They aren't typing the password in multiple times. They have already stolen the password, it's just that it's in an encrypted form. What they then do is try to find the original password (or even a different password that would give the same result when encrypted!).
They can do this by trying every possible password one by one (against the same encryption method) until the encrypted result matches. So they start by trying 'a' then 'b' then 'c' ...a loong time later.... then 'Abhg75^&%fgtrds'. All these encryption methods cannot simply be reversed. ie. they are one-way so you can't just enter the encrypted (hashed) password and get the original plain text password as the plain text password no longer exists in any form.
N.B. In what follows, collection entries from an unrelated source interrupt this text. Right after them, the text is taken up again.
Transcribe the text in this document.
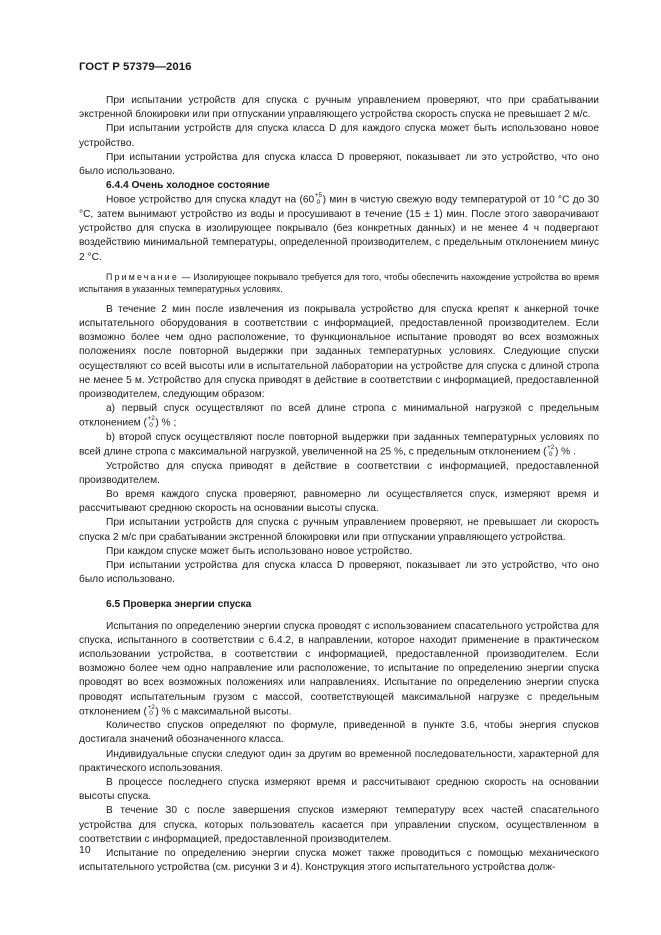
ГОСТ Р 57379—2016

При испытании устройств для спуска с ручным управлением проверяют, что при срабатывании экстренной блокировки или при отпускании управляющего устройства скорость спуска не превышает 2 м/с.

При испытании устройств для спуска класса D для каждого спуска может быть использовано новое устройство.

При испытании устройства для спуска класса D проверяют, показывает ли это устройство, что оно было использовано.

6.4.4 Очень холодное состояние

Новое устройство для спуска кладут на (60 +5
0 ) мин в чистую свежую воду температурой от 10 °С до 30 °С, затем вынимают устройство из воды и просушивают в течение (15 ± 1) мин. После этого заворачивают устройство для спуска в изолирующее покрывало (без конкретных данных) и не менее 4 ч подвергают воздействию минимальной температуры, определенной производителем, с предельным отклонением минус 2 °С.

Примечание — Изолирующее покрывало требуется для того, чтобы обеспечить нахождение устройства во время испытания в указанных температурных условиях.

В течение 2 мин после извлечения из покрывала устройство для спуска крепят к анкерной точке испытательного оборудования в соответствии с информацией, предоставленной производителем. Если возможно более чем одно расположение, то функциональное испытание проводят во всех возможных положениях после повторной выдержки при заданных температурных условиях. Следующие спуски осуществляют со всей высоты или в испытательной лаборатории на устройстве для спуска с длиной стропа не менее 5 м. Устройство для спуска приводят в действие в соответствии с информацией, предоставленной производителем, следующим образом:

а) первый спуск осуществляют по всей длине стропа с минимальной нагрузкой с предельным отклонением ( +2
0 ) % ;

b) второй спуск осуществляют после повторной выдержки при заданных температурных условиях по всей длине стропа с максимальной нагрузкой, увеличенной на 25 %, с предельным отклонением ( +2
0 ) % .

Устройство для спуска приводят в действие в соответствии с информацией, предоставленной производителем.

Во время каждого спуска проверяют, равномерно ли осуществляется спуск, измеряют время и рассчитывают среднюю скорость на основании высоты спуска.

При испытании устройств для спуска с ручным управлением проверяют, не превышает ли скорость спуска 2 м/с при срабатывании экстренной блокировки или при отпускании управляющего устройства.

При каждом спуске может быть использовано новое устройство.

При испытании устройства для спуска класса D проверяют, показывает ли это устройство, что оно было использовано.

6.5 Проверка энергии спуска

Испытания по определению энергии спуска проводят с использованием спасательного устройства для спуска, испытанного в соответствии с 6.4.2, в направлении, которое находит применение в практическом использовании устройства, в соответствии с информацией, предоставленной производителем. Если возможно более чем одно направление или расположение, то испытание по определению энергии спуска проводят во всех возможных положениях или направлениях. Испытание по определению энергии спуска проводят испытательным грузом с массой, соответствующей максимальной нагрузке с предельным отклонением ( +2
0 ) % с максимальной высоты.

Количество спусков определяют по формуле, приведенной в пункте 3.6, чтобы энергия спусков достигала значений обозначенного класса.

Индивидуальные спуски следуют один за другим во временной последовательности, характерной для практического использования.

В процессе последнего спуска измеряют время и рассчитывают среднюю скорость на основании высоты спуска.

В течение 30 с после завершения спусков измеряют температуру всех частей спасательного устройства для спуска, которых пользователь касается при управлении спуском, осуществленном в соответствии с информацией, предоставленной производителем.

Испытание по определению энергии спуска может также проводиться с помощью механического испытательного устройства (см. рисунки 3 и 4). Конструкция этого испытательного устройства долж-

10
However some encryption schemes have vulnerabilities in the random number generator or method used that can reduce the number of attempts significantly. They might also demand a minimum of 6 characters so the attacker doesn't need to check for passwords less than 6 chars. However they would normally start by checking a dictionary list that would contain popular passwords, all the passwords from major breaches, all the words in a dictionary, every birth date, peoples names, including multiple capitalisation, swapping letters for common symbols (such as pa$$w0rd) etc.
In then end they may get a match for the password (and - it doesn't always need to be the exact same password, but nowadays it normally is, it just needs to produce the same output when encrypted). They then use this password to log in on their 'first' attempt.
How do they steal your encrypted password? Well either they have access to your PC/Network and have dumped the 'encrypted' password file or more likely they have stolen it from a website or intercepted it when sending it remotely.